The charges against those arrested at Standing Rock have become increasingly extreme. Those at the camps are consistently surrounded by various forms of law enforcement: DAPL security, the National Guard, the Morton County Police Department, the Bureau of Indian Affairs. The FBI is even investigating certain cases as domestic terrorism. Protesters are frequently hit with rubber bullets, tear gas, and unknown chemical agents, and they were famously sprayed with water in below-freezing temperatures. The Daily Beast’s Sandy Tolan called the situation “the Selma of the North.”

“We're here peacefully, singing, praying, practising our traditions, and we've been met with a horrifying force of militarised police,” says Hinman. “They treat us like they're exterminating bugs.”

“This pipeline was set to finish regardless of who won the election. The US government works hand in hand with the fossil fuel industry, it seems like it doesn't matter which party is in control” – Laura Hinman

She has several stories of aggressive police brutality. “Some of my brothers were driving from camp to the gas station one night and they were pulled over by Morton County PD. The officers got out of their car and started bashing the windows in with their batons. My brothers were arrested and all of their belongings were placed into evidence.”

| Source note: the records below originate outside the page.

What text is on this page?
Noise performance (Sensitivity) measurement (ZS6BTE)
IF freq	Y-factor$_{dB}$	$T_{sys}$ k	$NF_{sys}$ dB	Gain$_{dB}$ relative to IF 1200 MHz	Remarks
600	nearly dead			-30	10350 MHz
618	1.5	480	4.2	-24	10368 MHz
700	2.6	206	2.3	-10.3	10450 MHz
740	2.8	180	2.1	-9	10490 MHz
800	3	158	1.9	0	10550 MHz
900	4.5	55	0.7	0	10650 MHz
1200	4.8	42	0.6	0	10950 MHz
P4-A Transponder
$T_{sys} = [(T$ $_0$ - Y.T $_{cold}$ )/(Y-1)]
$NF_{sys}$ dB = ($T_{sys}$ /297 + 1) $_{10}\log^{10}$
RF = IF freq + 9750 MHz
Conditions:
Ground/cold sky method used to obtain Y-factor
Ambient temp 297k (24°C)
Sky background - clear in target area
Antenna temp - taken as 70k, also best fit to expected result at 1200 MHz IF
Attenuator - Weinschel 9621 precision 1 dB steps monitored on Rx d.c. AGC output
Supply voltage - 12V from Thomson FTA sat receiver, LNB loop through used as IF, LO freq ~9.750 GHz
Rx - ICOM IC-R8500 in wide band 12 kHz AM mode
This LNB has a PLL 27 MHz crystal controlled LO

“The other week when some people were setting up a new camp on the hill across from Oceti, 76 people were arrested,” she continues. “They were put on buses with either the windows down or air conditioner blasting (the weather in North Dakota has been hovering well below freezing). Men were stripped to their underwear and women to their base layers.”

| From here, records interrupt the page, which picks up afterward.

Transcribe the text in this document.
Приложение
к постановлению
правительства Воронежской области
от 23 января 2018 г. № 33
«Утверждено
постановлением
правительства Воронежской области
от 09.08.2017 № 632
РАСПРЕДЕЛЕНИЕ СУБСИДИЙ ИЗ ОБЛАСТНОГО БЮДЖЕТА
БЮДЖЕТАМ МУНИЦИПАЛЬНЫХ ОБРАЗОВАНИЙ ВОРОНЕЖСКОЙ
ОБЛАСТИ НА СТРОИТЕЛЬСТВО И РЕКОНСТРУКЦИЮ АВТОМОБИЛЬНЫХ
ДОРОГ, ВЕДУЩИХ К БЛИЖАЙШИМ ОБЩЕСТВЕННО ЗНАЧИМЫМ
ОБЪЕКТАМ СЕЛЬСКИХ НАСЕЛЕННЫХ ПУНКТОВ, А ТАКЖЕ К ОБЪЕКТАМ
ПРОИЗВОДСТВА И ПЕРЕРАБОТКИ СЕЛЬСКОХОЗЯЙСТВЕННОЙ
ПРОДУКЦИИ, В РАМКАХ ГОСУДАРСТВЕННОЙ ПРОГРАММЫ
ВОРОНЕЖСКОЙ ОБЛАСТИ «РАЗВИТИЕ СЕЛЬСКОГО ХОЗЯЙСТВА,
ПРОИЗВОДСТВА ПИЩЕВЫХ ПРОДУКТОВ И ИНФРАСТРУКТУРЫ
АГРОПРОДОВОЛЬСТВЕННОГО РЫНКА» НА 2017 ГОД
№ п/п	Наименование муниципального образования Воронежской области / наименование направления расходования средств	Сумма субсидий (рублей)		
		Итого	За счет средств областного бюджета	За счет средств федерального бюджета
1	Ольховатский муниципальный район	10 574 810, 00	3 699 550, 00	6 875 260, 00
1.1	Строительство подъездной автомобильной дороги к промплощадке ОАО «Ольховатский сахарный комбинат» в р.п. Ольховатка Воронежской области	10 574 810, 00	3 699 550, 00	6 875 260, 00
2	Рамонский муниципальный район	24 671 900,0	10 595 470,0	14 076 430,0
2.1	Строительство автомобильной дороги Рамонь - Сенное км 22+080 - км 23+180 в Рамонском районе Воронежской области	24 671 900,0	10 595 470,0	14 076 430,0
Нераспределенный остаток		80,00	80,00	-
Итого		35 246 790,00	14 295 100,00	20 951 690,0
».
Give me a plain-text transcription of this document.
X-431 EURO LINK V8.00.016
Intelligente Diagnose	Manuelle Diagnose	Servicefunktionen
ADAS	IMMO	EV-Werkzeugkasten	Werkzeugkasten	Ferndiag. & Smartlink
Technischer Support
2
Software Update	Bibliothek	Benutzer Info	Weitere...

The response to law enforcement has generally been completely non-violent. A few months ago, Hinman shot a jaw-dropping video of Native Americans peacefully thanking uniformed police.

The details she gives, along with hundreds of other news stories, are horrifying. And I am obviously far from objective – when I read the news about Standing Rock every day I’m aghast, and when the stories are applied to my friend of a decade I want to puke. But something beautiful about the art that Laura makes is that, in addition to giving outsiders a genuine, personal view of what’s happening at Standing Rock, she shows that life in the camps is peaceful, and often joyful.

“I get to sit by the fire at night listening to my elders speak fluently in Lakota,” she says. “I am learning more in these past few months than I have in my whole life. I get to learn songs, take part in ceremonies and practice traditional ways of life. I'm the luckiest girl in the world. Whenever I feel the heaviness of it all, that's how I choose to look at this experience.” 

Laura’s videos and general online presence have helped to promote awareness for Standing Rock in New York – communities like 8 Ball Zines have attempted to pitch in and help, and many have been inspired to donate. And as far as what the general public can do to assist, Laura says that donation is difficult due to the evacuation, and that if you want to give money, it’s best to give to someone who is actually on the ground at Standing Rock, or wherever the new camp may be. She said that awareness and legal assistance are the biggest concerns right now.

“Through this experience, I'm learning things have to escalate in order for people to actually take notice and get moving,” she said. “Standing Rock is just one example of the US illegally overpowering Native Americans. This kind of injustice happens all the time, on all reservations. So I think this movement took off because people are sick of living this way. It's oppression. People are going to keep rising and uniting now, because of this escalation. And I think that goes for any group whose voices have been silenced.”